33 articulated double-ended low-floor tramcars (9001-9033) were delivered in 1990 and 1991 by SOCIMI in Milan. These trams are fitted with a 2-axle bogies at both ends, and small wheels in the centre of the car (wheel arrangement Bo'2'Bo'), thus allowing a 70% low floor. Since SOCIMI went broke during production, 27 of the 60 cars on order were not built at the time, but in 2003 and 2004 eight additional cars (9034-9041) entered service, assembled from spare parts salvaged from the dissolved SOCIMI works.

===Cityway I (9101–9128)===
These double-articulated trams were ordered from Fiat Ferroviaria in 1998 to mark the opening of line 8. 28 trams were ordered. 70% of its length is low-floor; raised floor sections are located at the ends.
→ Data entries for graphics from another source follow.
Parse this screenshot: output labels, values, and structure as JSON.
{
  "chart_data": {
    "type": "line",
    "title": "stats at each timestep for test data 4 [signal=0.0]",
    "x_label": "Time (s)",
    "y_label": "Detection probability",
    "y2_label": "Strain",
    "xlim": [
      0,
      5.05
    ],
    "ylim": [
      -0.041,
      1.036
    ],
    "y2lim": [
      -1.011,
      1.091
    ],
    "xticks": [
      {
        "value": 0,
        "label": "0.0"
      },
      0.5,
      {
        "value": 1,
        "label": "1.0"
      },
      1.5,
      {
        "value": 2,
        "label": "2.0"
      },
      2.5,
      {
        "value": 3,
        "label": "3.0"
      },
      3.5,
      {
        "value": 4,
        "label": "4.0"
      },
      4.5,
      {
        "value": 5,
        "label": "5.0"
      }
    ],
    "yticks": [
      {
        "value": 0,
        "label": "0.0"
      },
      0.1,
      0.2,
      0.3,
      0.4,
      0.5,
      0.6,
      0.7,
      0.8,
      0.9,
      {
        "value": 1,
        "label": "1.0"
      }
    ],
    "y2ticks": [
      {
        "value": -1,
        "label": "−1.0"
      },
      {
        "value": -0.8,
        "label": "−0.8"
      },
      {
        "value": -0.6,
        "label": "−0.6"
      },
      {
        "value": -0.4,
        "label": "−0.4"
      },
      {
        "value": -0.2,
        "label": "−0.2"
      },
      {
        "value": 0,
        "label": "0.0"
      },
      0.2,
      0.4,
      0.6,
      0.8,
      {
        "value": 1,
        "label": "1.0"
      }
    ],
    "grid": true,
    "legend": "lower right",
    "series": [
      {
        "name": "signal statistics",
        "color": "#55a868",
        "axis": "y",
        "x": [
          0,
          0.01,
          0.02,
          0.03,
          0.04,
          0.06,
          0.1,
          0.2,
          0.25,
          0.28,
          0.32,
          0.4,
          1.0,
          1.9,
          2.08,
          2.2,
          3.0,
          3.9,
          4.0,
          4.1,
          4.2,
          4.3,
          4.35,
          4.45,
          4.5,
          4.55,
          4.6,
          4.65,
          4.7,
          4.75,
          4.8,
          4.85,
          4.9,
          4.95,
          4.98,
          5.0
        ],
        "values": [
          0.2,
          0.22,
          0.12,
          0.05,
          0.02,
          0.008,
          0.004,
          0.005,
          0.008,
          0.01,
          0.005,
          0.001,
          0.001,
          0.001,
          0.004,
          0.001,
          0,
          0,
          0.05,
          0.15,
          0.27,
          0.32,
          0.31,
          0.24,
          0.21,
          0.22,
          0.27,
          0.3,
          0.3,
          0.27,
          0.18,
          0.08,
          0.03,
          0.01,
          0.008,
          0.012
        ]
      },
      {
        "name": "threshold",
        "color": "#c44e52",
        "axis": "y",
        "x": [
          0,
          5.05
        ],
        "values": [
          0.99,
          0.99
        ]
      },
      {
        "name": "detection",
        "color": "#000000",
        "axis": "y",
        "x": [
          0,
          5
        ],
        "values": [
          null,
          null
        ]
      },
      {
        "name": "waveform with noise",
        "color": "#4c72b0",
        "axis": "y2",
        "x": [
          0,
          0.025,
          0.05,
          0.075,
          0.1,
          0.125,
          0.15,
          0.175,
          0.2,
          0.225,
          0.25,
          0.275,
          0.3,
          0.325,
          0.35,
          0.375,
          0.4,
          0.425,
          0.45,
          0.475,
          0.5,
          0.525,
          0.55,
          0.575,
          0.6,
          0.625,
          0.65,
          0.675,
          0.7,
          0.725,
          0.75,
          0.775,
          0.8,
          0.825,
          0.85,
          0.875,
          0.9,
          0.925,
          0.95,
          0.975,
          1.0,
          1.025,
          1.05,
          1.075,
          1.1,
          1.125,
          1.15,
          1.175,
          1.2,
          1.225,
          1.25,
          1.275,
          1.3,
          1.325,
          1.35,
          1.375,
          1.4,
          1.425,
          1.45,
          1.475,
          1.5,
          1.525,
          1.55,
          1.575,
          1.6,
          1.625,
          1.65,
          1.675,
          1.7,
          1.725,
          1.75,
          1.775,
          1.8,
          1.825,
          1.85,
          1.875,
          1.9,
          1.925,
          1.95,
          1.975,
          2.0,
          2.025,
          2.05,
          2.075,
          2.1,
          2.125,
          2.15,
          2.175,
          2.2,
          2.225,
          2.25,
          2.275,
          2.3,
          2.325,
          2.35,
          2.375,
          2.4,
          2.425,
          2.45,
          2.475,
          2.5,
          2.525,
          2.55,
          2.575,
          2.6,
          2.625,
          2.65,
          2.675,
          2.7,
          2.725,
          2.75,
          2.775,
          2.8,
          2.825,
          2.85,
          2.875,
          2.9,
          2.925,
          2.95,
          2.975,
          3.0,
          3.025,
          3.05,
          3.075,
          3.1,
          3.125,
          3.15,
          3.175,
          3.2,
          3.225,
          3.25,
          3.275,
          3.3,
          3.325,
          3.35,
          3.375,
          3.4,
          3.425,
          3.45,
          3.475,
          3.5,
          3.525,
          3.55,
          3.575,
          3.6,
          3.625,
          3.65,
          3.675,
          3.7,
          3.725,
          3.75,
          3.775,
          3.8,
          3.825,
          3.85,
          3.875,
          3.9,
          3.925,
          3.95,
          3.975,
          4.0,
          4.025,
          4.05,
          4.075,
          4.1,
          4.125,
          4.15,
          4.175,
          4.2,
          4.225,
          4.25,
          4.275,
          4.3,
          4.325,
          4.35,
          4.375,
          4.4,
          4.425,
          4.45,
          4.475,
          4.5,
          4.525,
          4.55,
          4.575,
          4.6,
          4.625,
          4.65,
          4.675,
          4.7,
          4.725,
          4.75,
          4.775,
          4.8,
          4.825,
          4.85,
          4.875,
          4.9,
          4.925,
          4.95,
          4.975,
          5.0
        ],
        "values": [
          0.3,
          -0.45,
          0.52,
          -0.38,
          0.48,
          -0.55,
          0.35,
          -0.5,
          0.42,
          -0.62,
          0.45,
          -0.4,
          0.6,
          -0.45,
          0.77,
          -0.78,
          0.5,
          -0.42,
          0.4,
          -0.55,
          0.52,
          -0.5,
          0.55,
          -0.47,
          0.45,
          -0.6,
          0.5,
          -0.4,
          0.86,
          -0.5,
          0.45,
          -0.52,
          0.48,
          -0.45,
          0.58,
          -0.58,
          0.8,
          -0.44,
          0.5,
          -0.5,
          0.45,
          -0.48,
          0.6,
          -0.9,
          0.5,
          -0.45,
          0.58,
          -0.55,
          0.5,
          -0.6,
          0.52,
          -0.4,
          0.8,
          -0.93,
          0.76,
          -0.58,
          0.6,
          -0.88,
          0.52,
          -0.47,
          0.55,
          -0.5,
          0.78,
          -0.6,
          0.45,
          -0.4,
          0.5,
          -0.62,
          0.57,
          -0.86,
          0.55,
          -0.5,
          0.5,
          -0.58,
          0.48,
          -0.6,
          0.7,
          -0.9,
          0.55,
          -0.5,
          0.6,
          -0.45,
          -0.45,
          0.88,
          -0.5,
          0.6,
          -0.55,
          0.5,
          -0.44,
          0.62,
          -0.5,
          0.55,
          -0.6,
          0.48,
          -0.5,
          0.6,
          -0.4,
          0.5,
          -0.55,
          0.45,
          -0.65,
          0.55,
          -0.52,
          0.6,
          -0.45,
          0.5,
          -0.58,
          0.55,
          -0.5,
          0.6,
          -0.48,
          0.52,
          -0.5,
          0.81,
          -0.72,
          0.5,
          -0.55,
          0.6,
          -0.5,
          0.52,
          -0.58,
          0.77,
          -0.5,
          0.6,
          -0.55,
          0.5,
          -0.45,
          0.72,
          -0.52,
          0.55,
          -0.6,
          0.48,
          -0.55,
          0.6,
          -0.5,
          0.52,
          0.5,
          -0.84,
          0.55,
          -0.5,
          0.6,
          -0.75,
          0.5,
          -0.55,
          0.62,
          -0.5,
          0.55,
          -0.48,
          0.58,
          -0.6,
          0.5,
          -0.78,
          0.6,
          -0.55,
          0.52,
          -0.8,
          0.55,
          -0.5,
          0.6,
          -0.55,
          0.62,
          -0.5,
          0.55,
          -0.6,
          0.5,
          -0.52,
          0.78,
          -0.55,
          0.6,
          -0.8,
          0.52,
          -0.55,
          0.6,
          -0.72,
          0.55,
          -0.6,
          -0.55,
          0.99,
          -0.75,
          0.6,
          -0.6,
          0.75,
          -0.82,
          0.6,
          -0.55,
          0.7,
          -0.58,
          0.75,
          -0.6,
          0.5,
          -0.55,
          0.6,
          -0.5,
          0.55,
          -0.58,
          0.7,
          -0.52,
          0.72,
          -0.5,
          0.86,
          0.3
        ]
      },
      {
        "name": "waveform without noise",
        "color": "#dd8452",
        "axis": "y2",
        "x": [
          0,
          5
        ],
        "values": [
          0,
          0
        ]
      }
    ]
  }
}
The entire train measures 31 m. One innovation introduced was the air conditioning system. Currently they are in regular operation on lines 2 and 8.
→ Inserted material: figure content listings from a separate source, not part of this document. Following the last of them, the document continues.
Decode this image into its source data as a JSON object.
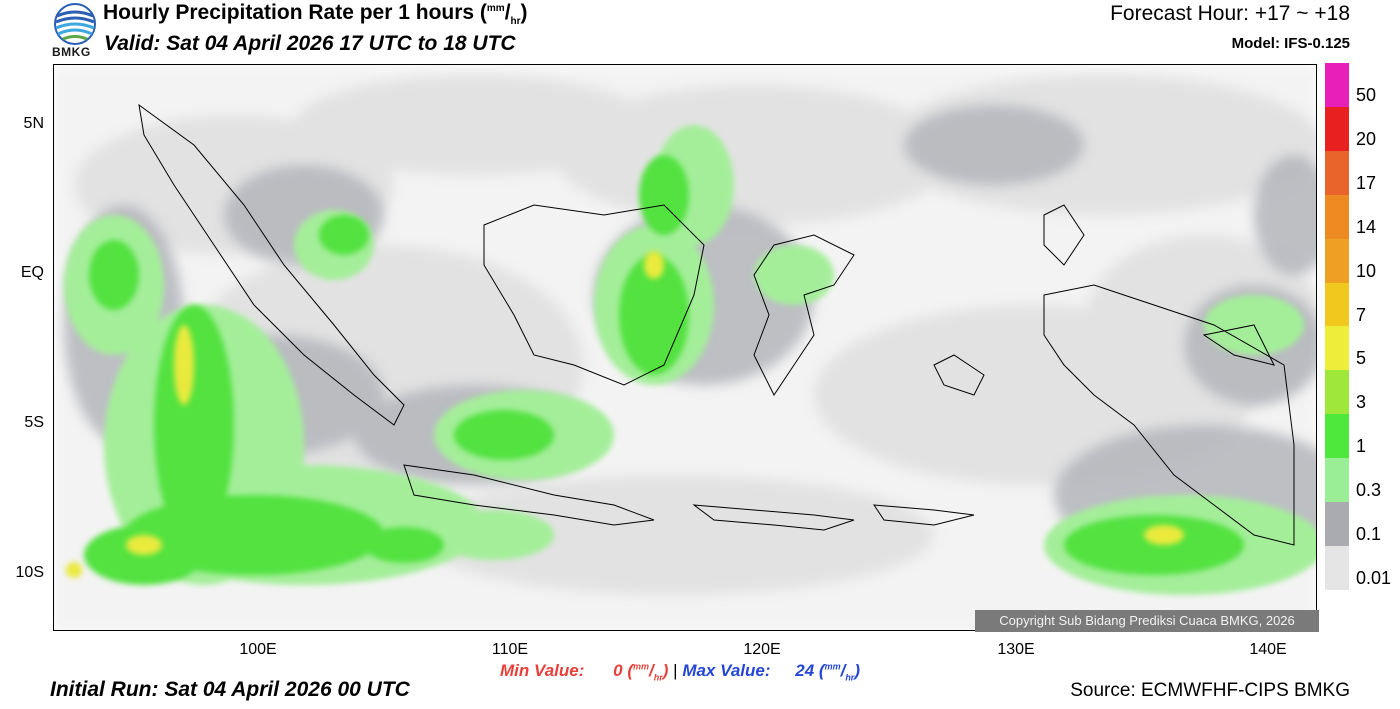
{
  "header": {
    "logo_text": "BMKG",
    "title_main": "Hourly Precipitation Rate per 1 hours (",
    "title_unit_num": "mm",
    "title_unit_den": "hr",
    "title_close": ")",
    "valid": "Valid: Sat 04 April 2026 17 UTC to 18 UTC",
    "forecast_hour": "Forecast Hour: +17 ~ +18",
    "model": "Model: IFS-0.125"
  },
  "map": {
    "lat_labels": [
      "5N",
      "EQ",
      "5S",
      "10S"
    ],
    "lon_labels": [
      "100E",
      "110E",
      "120E",
      "130E",
      "140E"
    ],
    "copyright": "Copyright Sub Bidang Prediksi Cuaca BMKG, 2026"
  },
  "colorbar": {
    "labels": [
      "50",
      "20",
      "17",
      "14",
      "10",
      "7",
      "5",
      "3",
      "1",
      "0.3",
      "0.1",
      "0.01"
    ],
    "colors": [
      "#e81fb8",
      "#e82020",
      "#e8642a",
      "#ee8a22",
      "#eea025",
      "#f0c81e",
      "#eeee3a",
      "#9ee83c",
      "#4ee83c",
      "#9aee96",
      "#a9abb1",
      "#e5e5e5"
    ]
  },
  "stats": {
    "min_label": "Min Value:",
    "min_value": "0",
    "sep": "|",
    "max_label": "Max Value:",
    "max_value": "24",
    "unit_num": "mm",
    "unit_den": "hr"
  },
  "footer": {
    "initial_run": "Initial Run: Sat 04 April 2026 00 UTC",
    "source": "Source: ECMWFHF-CIPS BMKG"
  }
}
===Cityway 2 (9201–9252)===
In 1999, another 52 articulated trams were ordered from Fiat-Alstom, following the new trend of 100% low-floor trams. The tram is made up of four sections mounted on separate trucks, and alternate with three suspended sections. The length is 33 m. The cars 9217 and 9218 are prototypes which never entered into service, which had additional articulated sections, forming a vehicle of 41.45 m in length, with 9 sections and 5 trucks. These trams are used only for line 8.
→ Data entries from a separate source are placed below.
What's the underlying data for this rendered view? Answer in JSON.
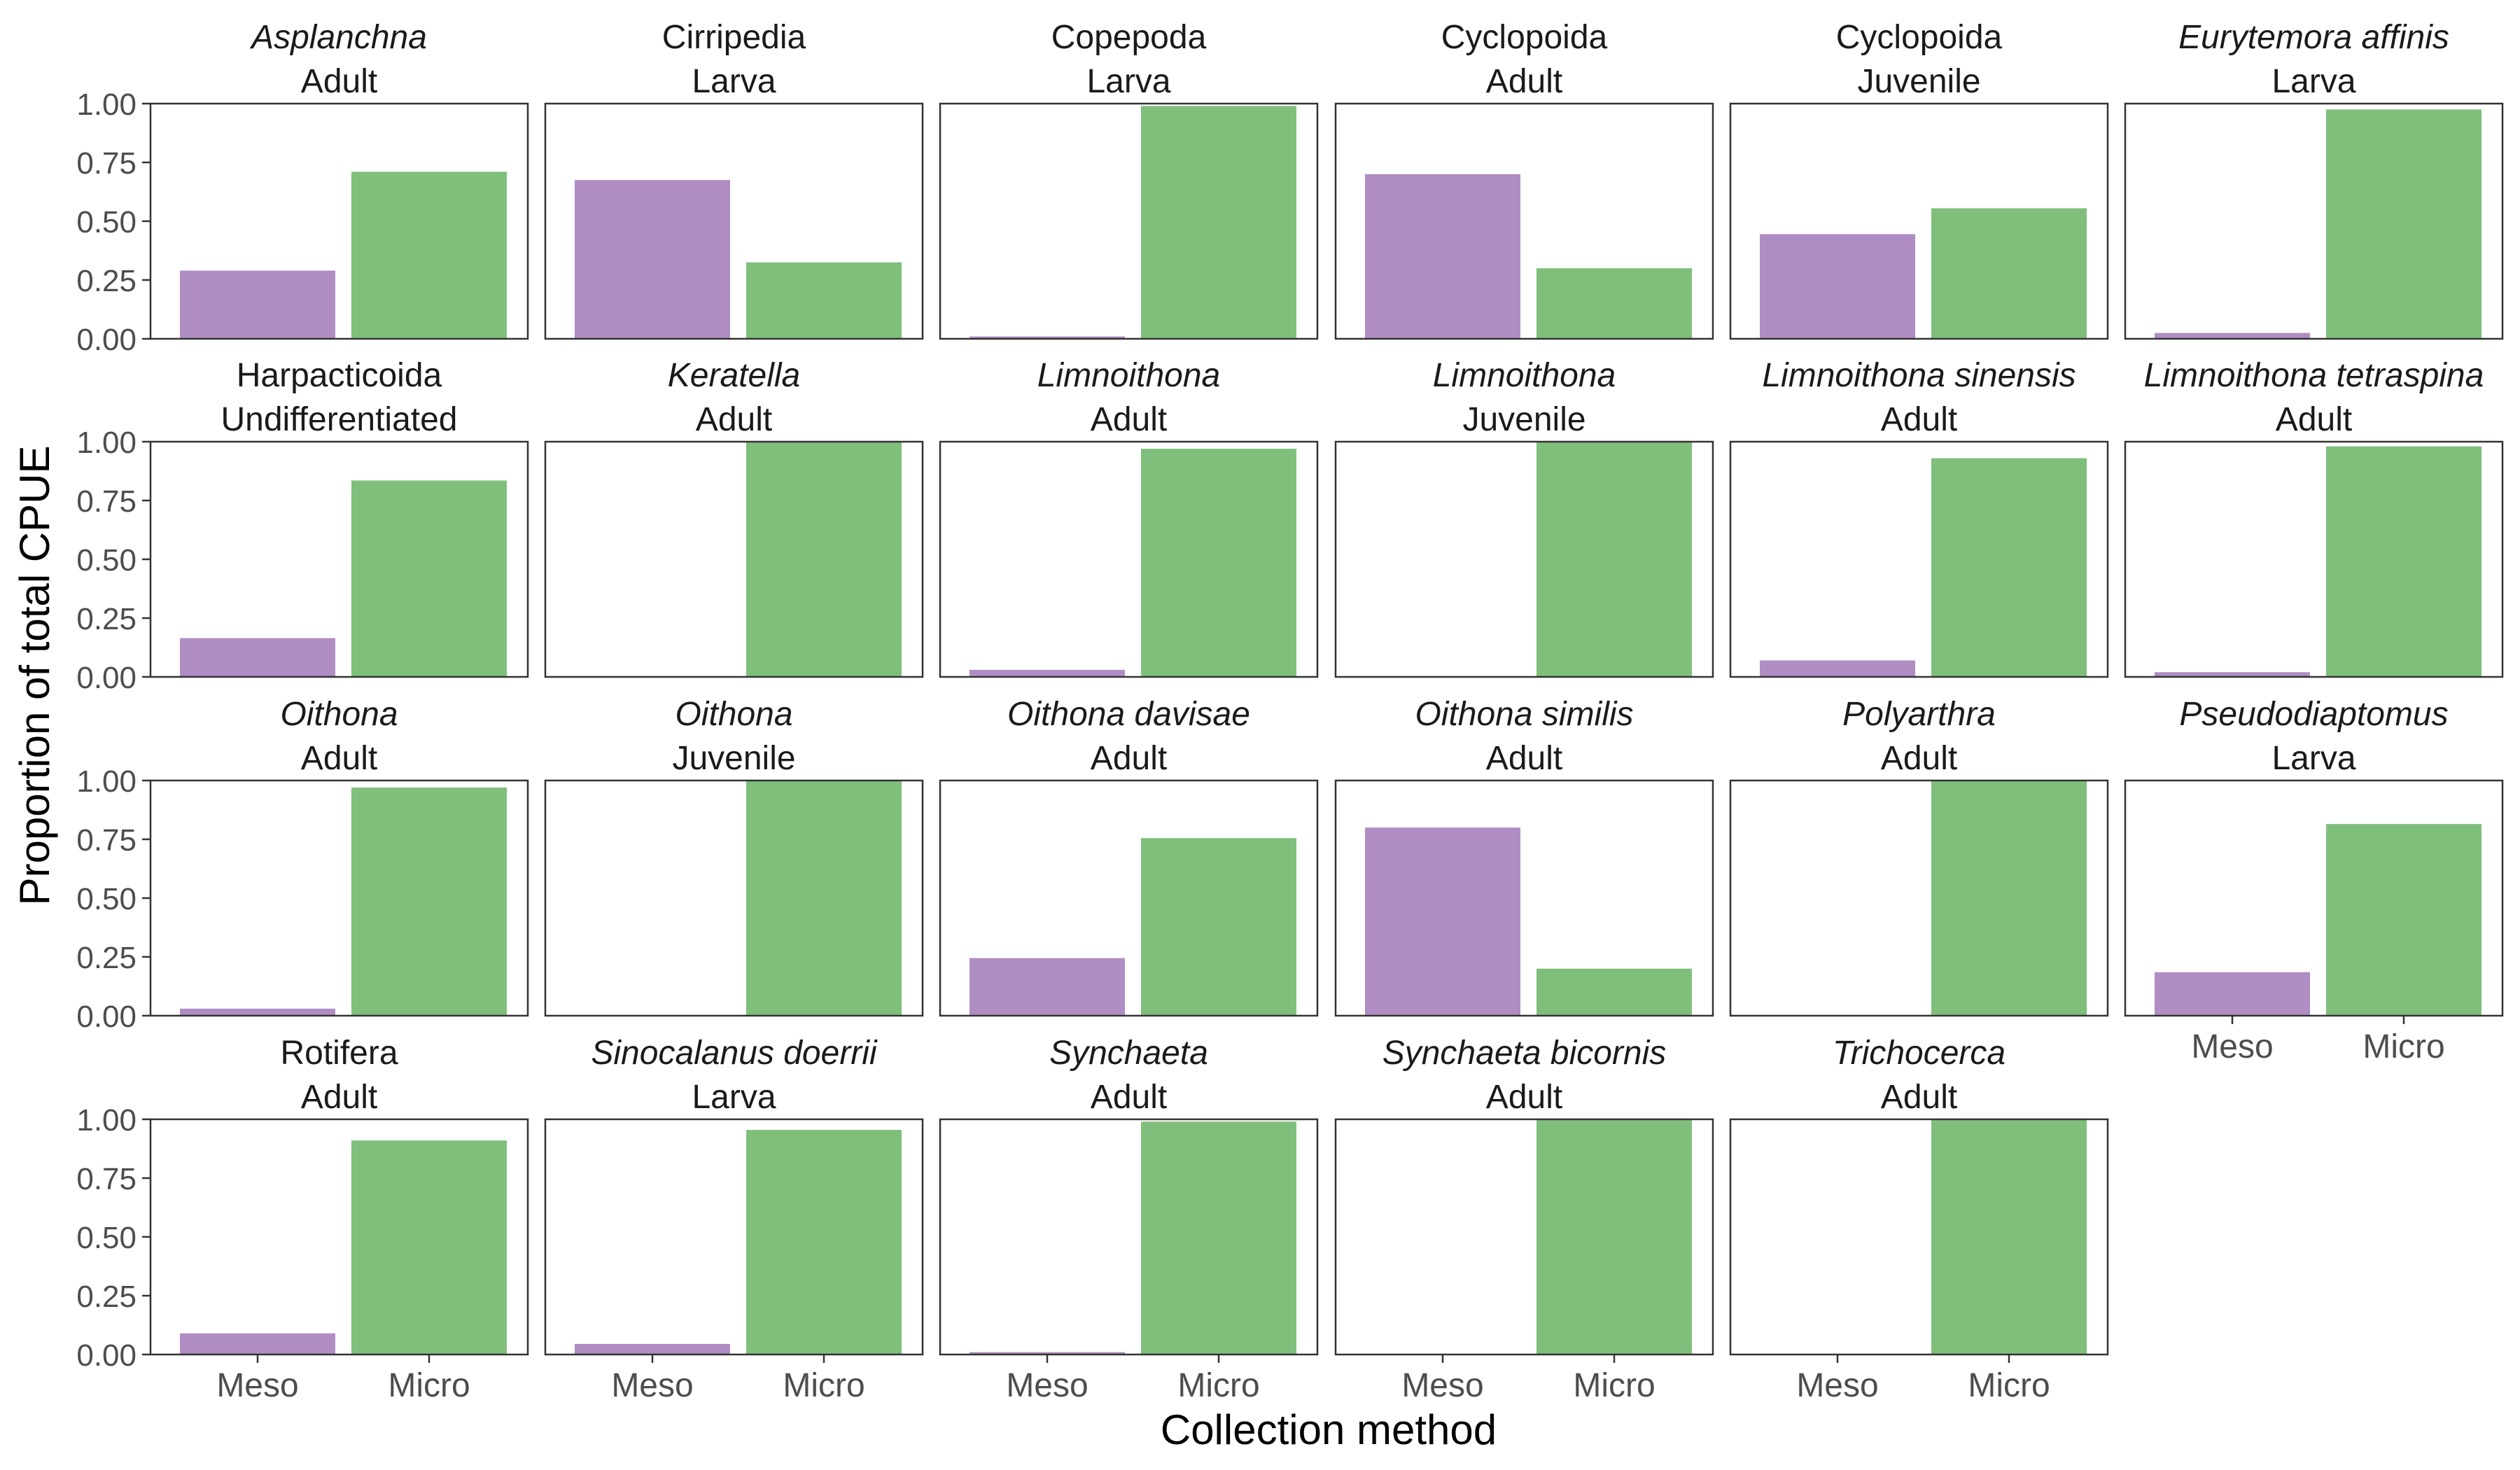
{
  "figure": {
    "ylabel": "Proportion of total CPUE",
    "xlabel": "Collection method"
  },
  "colors": {
    "Meso": "#af8dc3",
    "Micro": "#7fbf7b"
  },
  "chart_data": {
    "type": "bar",
    "categories": [
      "Meso",
      "Micro"
    ],
    "ylim": [
      0,
      1
    ],
    "yticks": [
      "0.00",
      "0.25",
      "0.50",
      "0.75",
      "1.00"
    ],
    "grid": false,
    "facets": [
      {
        "taxon": "Asplanchna",
        "italic": true,
        "stage": "Adult",
        "values": [
          0.29,
          0.71
        ]
      },
      {
        "taxon": "Cirripedia",
        "italic": false,
        "stage": "Larva",
        "values": [
          0.675,
          0.325
        ]
      },
      {
        "taxon": "Copepoda",
        "italic": false,
        "stage": "Larva",
        "values": [
          0.01,
          0.99
        ]
      },
      {
        "taxon": "Cyclopoida",
        "italic": false,
        "stage": "Adult",
        "values": [
          0.7,
          0.3
        ]
      },
      {
        "taxon": "Cyclopoida",
        "italic": false,
        "stage": "Juvenile",
        "values": [
          0.445,
          0.555
        ]
      },
      {
        "taxon": "Eurytemora affinis",
        "italic": true,
        "stage": "Larva",
        "values": [
          0.025,
          0.975
        ]
      },
      {
        "taxon": "Harpacticoida",
        "italic": false,
        "stage": "Undifferentiated",
        "values": [
          0.165,
          0.835
        ]
      },
      {
        "taxon": "Keratella",
        "italic": true,
        "stage": "Adult",
        "values": [
          0.0,
          1.0
        ]
      },
      {
        "taxon": "Limnoithona",
        "italic": true,
        "stage": "Adult",
        "values": [
          0.03,
          0.97
        ]
      },
      {
        "taxon": "Limnoithona",
        "italic": true,
        "stage": "Juvenile",
        "values": [
          0.0,
          1.0
        ]
      },
      {
        "taxon": "Limnoithona sinensis",
        "italic": true,
        "stage": "Adult",
        "values": [
          0.07,
          0.93
        ]
      },
      {
        "taxon": "Limnoithona tetraspina",
        "italic": true,
        "stage": "Adult",
        "values": [
          0.02,
          0.98
        ]
      },
      {
        "taxon": "Oithona",
        "italic": true,
        "stage": "Adult",
        "values": [
          0.03,
          0.97
        ]
      },
      {
        "taxon": "Oithona",
        "italic": true,
        "stage": "Juvenile",
        "values": [
          0.0,
          1.0
        ]
      },
      {
        "taxon": "Oithona davisae",
        "italic": true,
        "stage": "Adult",
        "values": [
          0.245,
          0.755
        ]
      },
      {
        "taxon": "Oithona similis",
        "italic": true,
        "stage": "Adult",
        "values": [
          0.8,
          0.2
        ]
      },
      {
        "taxon": "Polyarthra",
        "italic": true,
        "stage": "Adult",
        "values": [
          0.0,
          1.0
        ]
      },
      {
        "taxon": "Pseudodiaptomus",
        "italic": true,
        "stage": "Larva",
        "values": [
          0.185,
          0.815
        ]
      },
      {
        "taxon": "Rotifera",
        "italic": false,
        "stage": "Adult",
        "values": [
          0.09,
          0.91
        ]
      },
      {
        "taxon": "Sinocalanus doerrii",
        "italic": true,
        "stage": "Larva",
        "values": [
          0.045,
          0.955
        ]
      },
      {
        "taxon": "Synchaeta",
        "italic": true,
        "stage": "Adult",
        "values": [
          0.01,
          0.99
        ]
      },
      {
        "taxon": "Synchaeta bicornis",
        "italic": true,
        "stage": "Adult",
        "values": [
          0.0,
          1.0
        ]
      },
      {
        "taxon": "Trichocerca",
        "italic": true,
        "stage": "Adult",
        "values": [
          0.0,
          1.0
        ]
      }
    ]
  }
}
=== CAF Urbos (9301–9380) ===
On March 5, 2025, ATAC received the first of an order for 80 CAF Urbos. The double-ended trams are 33.5 metres long and can carry 215 passengers, 68 seated. They will replace trams from the 7000-series Stanga and 9000-series SOCIMI.

==Trams in film==

In the course of time, hundreds of films have been filmed in Rome, partly due to the presence of the studios at Cinecittà. Trams feature in some of them:

- Roma città aperta, 1945
- Ladri di bicyclette, 1948
- Umberto D., 1949
- I soliti ignoti, 1956
- Il ferroviere, 1957
- Totò e Marcellino, 1958
- Roma, 1970
- Io, Chiara e lo scuro, 1982
- Intervista, 1987
- Tre uomini e una gamba, 1997
The tramway line to Cinecittà is credited to have had a crucial role in the neorealist film-making, as directors drew ideas for subjects while travelling with people from working classes.